A Hawaiian poi
pounder roams deep interstellar space, looking for a poi board.
Okay, thatʻs
over the top, but object MU69, deep in the Kuiper Belt, sure looks like a
classic Hawaiian poi pounder, with its two lobes separated by a narrow central
cylinder.
(Image: The
interstellar poi pounder, viewed by the New Horizons spacecraft. Credit: NASA/Johns
Hopkins Applied Physics Laboratory/Southwest Research Institute, National
Optical Astronomy Observatory.)
The pounder
was located and photographed by NASAʻs New Horizons spacecraft after it flew by
Pluto on its route into deep space.
The Kuiper Belt is a collection of icy objects that orbits way out
at the outer edges of our solar system.
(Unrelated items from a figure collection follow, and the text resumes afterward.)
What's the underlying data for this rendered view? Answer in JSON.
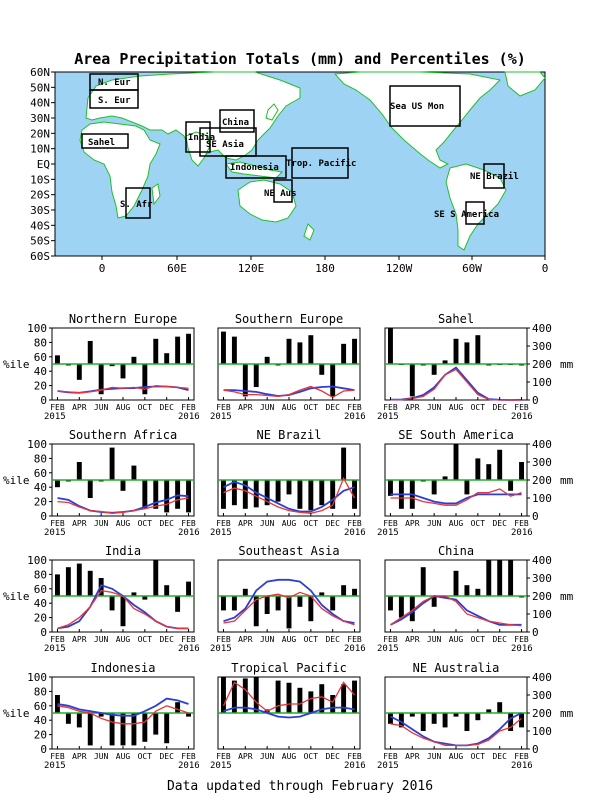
{
  "page": {
    "title": "Area Precipitation Totals (mm) and Percentiles (%)",
    "footer": "Data updated through February 2016"
  },
  "map": {
    "lat_labels": [
      "60N",
      "50N",
      "40N",
      "30N",
      "20N",
      "10N",
      "EQ",
      "10S",
      "20S",
      "30S",
      "40S",
      "50S",
      "60S"
    ],
    "lon_labels": [
      "0",
      "60E",
      "120E",
      "180",
      "120W",
      "60W",
      "0"
    ],
    "region_labels": {
      "n_eur": "N. Eur",
      "s_eur": "S. Eur",
      "sahel": "Sahel",
      "s_afr": "S. Afr",
      "india": "India",
      "china": "China",
      "se_asia": "SE Asia",
      "indonesia": "Indonesia",
      "trop_pacific": "Trop. Pacific",
      "ne_aus": "NE Aus",
      "sea_us": "Sea US Mon",
      "ne_brazil": "NE Brazil",
      "se_s_america": "SE S America"
    },
    "colors": {
      "ocean": "#9fd3f3",
      "land": "#ffffff",
      "coast": "#1fbf2a",
      "box": "#000000",
      "label": "#e8343a"
    }
  },
  "axes": {
    "pct_label": "%ile",
    "mm_label": "mm",
    "pct_ticks": [
      "0",
      "20",
      "40",
      "60",
      "80",
      "100"
    ],
    "mm_ticks": [
      "0",
      "100",
      "200",
      "300",
      "400"
    ],
    "month_labels": [
      "FEB",
      "APR",
      "JUN",
      "AUG",
      "OCT",
      "DEC",
      "FEB"
    ],
    "year_start": "2015",
    "year_end": "2016",
    "reference_percentile": 50
  },
  "chart_data": [
    {
      "type": "bar",
      "title": "Northern Europe",
      "months": [
        "Feb 2015",
        "Mar 2015",
        "Apr 2015",
        "May 2015",
        "Jun 2015",
        "Jul 2015",
        "Aug 2015",
        "Sep 2015",
        "Oct 2015",
        "Nov 2015",
        "Dec 2015",
        "Jan 2016",
        "Feb 2016"
      ],
      "percentile": [
        62,
        48,
        28,
        82,
        8,
        47,
        30,
        60,
        8,
        85,
        65,
        88,
        92
      ],
      "observed_mm": [
        50,
        45,
        40,
        45,
        55,
        70,
        65,
        70,
        60,
        80,
        75,
        70,
        65
      ],
      "normal_mm": [
        50,
        42,
        40,
        48,
        58,
        62,
        66,
        66,
        72,
        75,
        75,
        70,
        55
      ],
      "ylim_pct": [
        0,
        100
      ],
      "ylim_mm": [
        0,
        400
      ]
    },
    {
      "type": "bar",
      "title": "Southern Europe",
      "months": [
        "Feb 2015",
        "Mar 2015",
        "Apr 2015",
        "May 2015",
        "Jun 2015",
        "Jul 2015",
        "Aug 2015",
        "Sep 2015",
        "Oct 2015",
        "Nov 2015",
        "Dec 2015",
        "Jan 2016",
        "Feb 2016"
      ],
      "percentile": [
        95,
        88,
        5,
        18,
        60,
        48,
        85,
        80,
        90,
        35,
        5,
        78,
        85
      ],
      "observed_mm": [
        55,
        45,
        30,
        30,
        25,
        20,
        30,
        55,
        75,
        50,
        15,
        50,
        55
      ],
      "normal_mm": [
        55,
        55,
        50,
        45,
        32,
        22,
        28,
        45,
        65,
        72,
        75,
        65,
        55
      ],
      "ylim_pct": [
        0,
        100
      ],
      "ylim_mm": [
        0,
        400
      ]
    },
    {
      "type": "bar",
      "title": "Sahel",
      "months": [
        "Feb 2015",
        "Mar 2015",
        "Apr 2015",
        "May 2015",
        "Jun 2015",
        "Jul 2015",
        "Aug 2015",
        "Sep 2015",
        "Oct 2015",
        "Nov 2015",
        "Dec 2015",
        "Jan 2016",
        "Feb 2016"
      ],
      "percentile": [
        100,
        50,
        5,
        48,
        35,
        55,
        85,
        80,
        90,
        48,
        50,
        50,
        48
      ],
      "observed_mm": [
        2,
        2,
        8,
        20,
        60,
        140,
        170,
        100,
        30,
        3,
        1,
        0,
        0
      ],
      "normal_mm": [
        2,
        3,
        10,
        28,
        70,
        140,
        180,
        110,
        40,
        5,
        1,
        0,
        1
      ],
      "ylim_pct": [
        0,
        100
      ],
      "ylim_mm": [
        0,
        400
      ]
    },
    {
      "type": "bar",
      "title": "Southern Africa",
      "months": [
        "Feb 2015",
        "Mar 2015",
        "Apr 2015",
        "May 2015",
        "Jun 2015",
        "Jul 2015",
        "Aug 2015",
        "Sep 2015",
        "Oct 2015",
        "Nov 2015",
        "Dec 2015",
        "Jan 2016",
        "Feb 2016"
      ],
      "percentile": [
        40,
        48,
        75,
        25,
        48,
        95,
        35,
        70,
        10,
        10,
        5,
        10,
        5
      ],
      "observed_mm": [
        80,
        75,
        50,
        30,
        25,
        15,
        20,
        30,
        40,
        55,
        65,
        90,
        100
      ],
      "normal_mm": [
        100,
        90,
        55,
        30,
        22,
        18,
        22,
        30,
        50,
        75,
        90,
        115,
        110
      ],
      "ylim_pct": [
        0,
        100
      ],
      "ylim_mm": [
        0,
        400
      ]
    },
    {
      "type": "bar",
      "title": "NE Brazil",
      "months": [
        "Feb 2015",
        "Mar 2015",
        "Apr 2015",
        "May 2015",
        "Jun 2015",
        "Jul 2015",
        "Aug 2015",
        "Sep 2015",
        "Oct 2015",
        "Nov 2015",
        "Dec 2015",
        "Jan 2016",
        "Feb 2016"
      ],
      "percentile": [
        10,
        15,
        10,
        12,
        15,
        20,
        30,
        10,
        8,
        15,
        10,
        95,
        10
      ],
      "observed_mm": [
        130,
        155,
        140,
        110,
        80,
        50,
        30,
        20,
        15,
        30,
        60,
        210,
        100
      ],
      "normal_mm": [
        160,
        190,
        170,
        130,
        100,
        70,
        40,
        25,
        25,
        50,
        90,
        140,
        160
      ],
      "ylim_pct": [
        0,
        100
      ],
      "ylim_mm": [
        0,
        400
      ]
    },
    {
      "type": "bar",
      "title": "SE South America",
      "months": [
        "Feb 2015",
        "Mar 2015",
        "Apr 2015",
        "May 2015",
        "Jun 2015",
        "Jul 2015",
        "Aug 2015",
        "Sep 2015",
        "Oct 2015",
        "Nov 2015",
        "Dec 2015",
        "Jan 2016",
        "Feb 2016"
      ],
      "percentile": [
        28,
        10,
        10,
        48,
        30,
        55,
        100,
        30,
        80,
        72,
        92,
        35,
        75
      ],
      "observed_mm": [
        100,
        100,
        100,
        80,
        70,
        60,
        60,
        90,
        130,
        130,
        150,
        110,
        130
      ],
      "normal_mm": [
        120,
        120,
        120,
        100,
        80,
        70,
        70,
        100,
        120,
        120,
        120,
        120,
        120
      ],
      "ylim_pct": [
        0,
        100
      ],
      "ylim_mm": [
        0,
        400
      ]
    },
    {
      "type": "bar",
      "title": "India",
      "months": [
        "Feb 2015",
        "Mar 2015",
        "Apr 2015",
        "May 2015",
        "Jun 2015",
        "Jul 2015",
        "Aug 2015",
        "Sep 2015",
        "Oct 2015",
        "Nov 2015",
        "Dec 2015",
        "Jan 2016",
        "Feb 2016"
      ],
      "percentile": [
        80,
        90,
        95,
        85,
        75,
        30,
        8,
        55,
        45,
        100,
        65,
        28,
        70
      ],
      "observed_mm": [
        20,
        40,
        80,
        140,
        230,
        220,
        200,
        130,
        100,
        60,
        30,
        20,
        20
      ],
      "normal_mm": [
        20,
        30,
        60,
        140,
        260,
        240,
        200,
        150,
        110,
        60,
        30,
        20,
        20
      ],
      "ylim_pct": [
        0,
        100
      ],
      "ylim_mm": [
        0,
        400
      ]
    },
    {
      "type": "bar",
      "title": "Southeast Asia",
      "months": [
        "Feb 2015",
        "Mar 2015",
        "Apr 2015",
        "May 2015",
        "Jun 2015",
        "Jul 2015",
        "Aug 2015",
        "Sep 2015",
        "Oct 2015",
        "Nov 2015",
        "Dec 2015",
        "Jan 2016",
        "Feb 2016"
      ],
      "percentile": [
        30,
        30,
        60,
        8,
        25,
        30,
        5,
        35,
        15,
        55,
        30,
        65,
        60
      ],
      "observed_mm": [
        50,
        60,
        120,
        180,
        200,
        210,
        190,
        220,
        200,
        130,
        90,
        60,
        40
      ],
      "normal_mm": [
        60,
        80,
        130,
        230,
        280,
        290,
        290,
        280,
        230,
        150,
        100,
        60,
        50
      ],
      "ylim_pct": [
        0,
        100
      ],
      "ylim_mm": [
        0,
        400
      ]
    },
    {
      "type": "bar",
      "title": "China",
      "months": [
        "Feb 2015",
        "Mar 2015",
        "Apr 2015",
        "May 2015",
        "Jun 2015",
        "Jul 2015",
        "Aug 2015",
        "Sep 2015",
        "Oct 2015",
        "Nov 2015",
        "Dec 2015",
        "Jan 2016",
        "Feb 2016"
      ],
      "percentile": [
        30,
        20,
        15,
        90,
        35,
        48,
        85,
        65,
        60,
        100,
        100,
        100,
        48
      ],
      "observed_mm": [
        40,
        80,
        120,
        170,
        200,
        200,
        170,
        100,
        80,
        60,
        50,
        40,
        35
      ],
      "normal_mm": [
        40,
        70,
        110,
        160,
        200,
        190,
        180,
        120,
        90,
        60,
        40,
        40,
        40
      ],
      "ylim_pct": [
        0,
        100
      ],
      "ylim_mm": [
        0,
        400
      ]
    },
    {
      "type": "bar",
      "title": "Indonesia",
      "months": [
        "Feb 2015",
        "Mar 2015",
        "Apr 2015",
        "May 2015",
        "Jun 2015",
        "Jul 2015",
        "Aug 2015",
        "Sep 2015",
        "Oct 2015",
        "Nov 2015",
        "Dec 2015",
        "Jan 2016",
        "Feb 2016"
      ],
      "percentile": [
        75,
        35,
        30,
        5,
        45,
        5,
        5,
        5,
        10,
        20,
        8,
        65,
        45
      ],
      "observed_mm": [
        240,
        230,
        210,
        200,
        170,
        150,
        140,
        140,
        150,
        210,
        240,
        220,
        200
      ],
      "normal_mm": [
        250,
        240,
        220,
        210,
        200,
        190,
        185,
        185,
        210,
        240,
        280,
        270,
        250
      ],
      "ylim_pct": [
        0,
        100
      ],
      "ylim_mm": [
        0,
        400
      ]
    },
    {
      "type": "bar",
      "title": "Tropical Pacific",
      "months": [
        "Feb 2015",
        "Mar 2015",
        "Apr 2015",
        "May 2015",
        "Jun 2015",
        "Jul 2015",
        "Aug 2015",
        "Sep 2015",
        "Oct 2015",
        "Nov 2015",
        "Dec 2015",
        "Jan 2016",
        "Feb 2016"
      ],
      "percentile": [
        100,
        95,
        98,
        100,
        55,
        95,
        92,
        85,
        80,
        90,
        75,
        90,
        95
      ],
      "observed_mm": [
        240,
        370,
        330,
        260,
        210,
        240,
        250,
        250,
        280,
        290,
        260,
        370,
        300
      ],
      "normal_mm": [
        210,
        230,
        230,
        220,
        200,
        180,
        175,
        180,
        200,
        220,
        230,
        230,
        220
      ],
      "ylim_pct": [
        0,
        100
      ],
      "ylim_mm": [
        0,
        400
      ]
    },
    {
      "type": "bar",
      "title": "NE Australia",
      "months": [
        "Feb 2015",
        "Mar 2015",
        "Apr 2015",
        "May 2015",
        "Jun 2015",
        "Jul 2015",
        "Aug 2015",
        "Sep 2015",
        "Oct 2015",
        "Nov 2015",
        "Dec 2015",
        "Jan 2016",
        "Feb 2016"
      ],
      "percentile": [
        35,
        30,
        45,
        25,
        35,
        30,
        45,
        25,
        40,
        55,
        65,
        25,
        30
      ],
      "observed_mm": [
        140,
        130,
        90,
        60,
        40,
        20,
        20,
        20,
        25,
        50,
        100,
        120,
        170
      ],
      "normal_mm": [
        180,
        150,
        110,
        70,
        40,
        30,
        20,
        20,
        30,
        60,
        110,
        170,
        200
      ],
      "ylim_pct": [
        0,
        100
      ],
      "ylim_mm": [
        0,
        400
      ]
    }
  ]
}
Pluto is among the objects in the belt.
The "belt" forms a doughnut shape around the planets, centered on the
sun. Even farther
out is the Oort Cloud of objects that can form comets.
MU69,
formally known as (486958) 2014 MU69, is nicknamed Ultima Thule, which has been
translated to mean "beyond the known world."
It has been
drifting out there for more than 4 billion years, in its inexorable search for
taro to pound and a poi board on which to pound it.
Understandably,
folks not from Hawai`i donʻt recognize its tropical origins.
Space.com
suggests it formed from the gentle collision of two circular objects, and
describes it as looking like a snowman.
Hawaiian poi
pounders or ku`i, donʻt all the look the same. Here is a Bishop Museum site with
images of the great range of pounder designs, which help indicate the importance
of poi and its manufacture to the Hawaiian people.
And also,
perhaps, to the giant aliens who fabricated the ku`i known as Ultima Thule.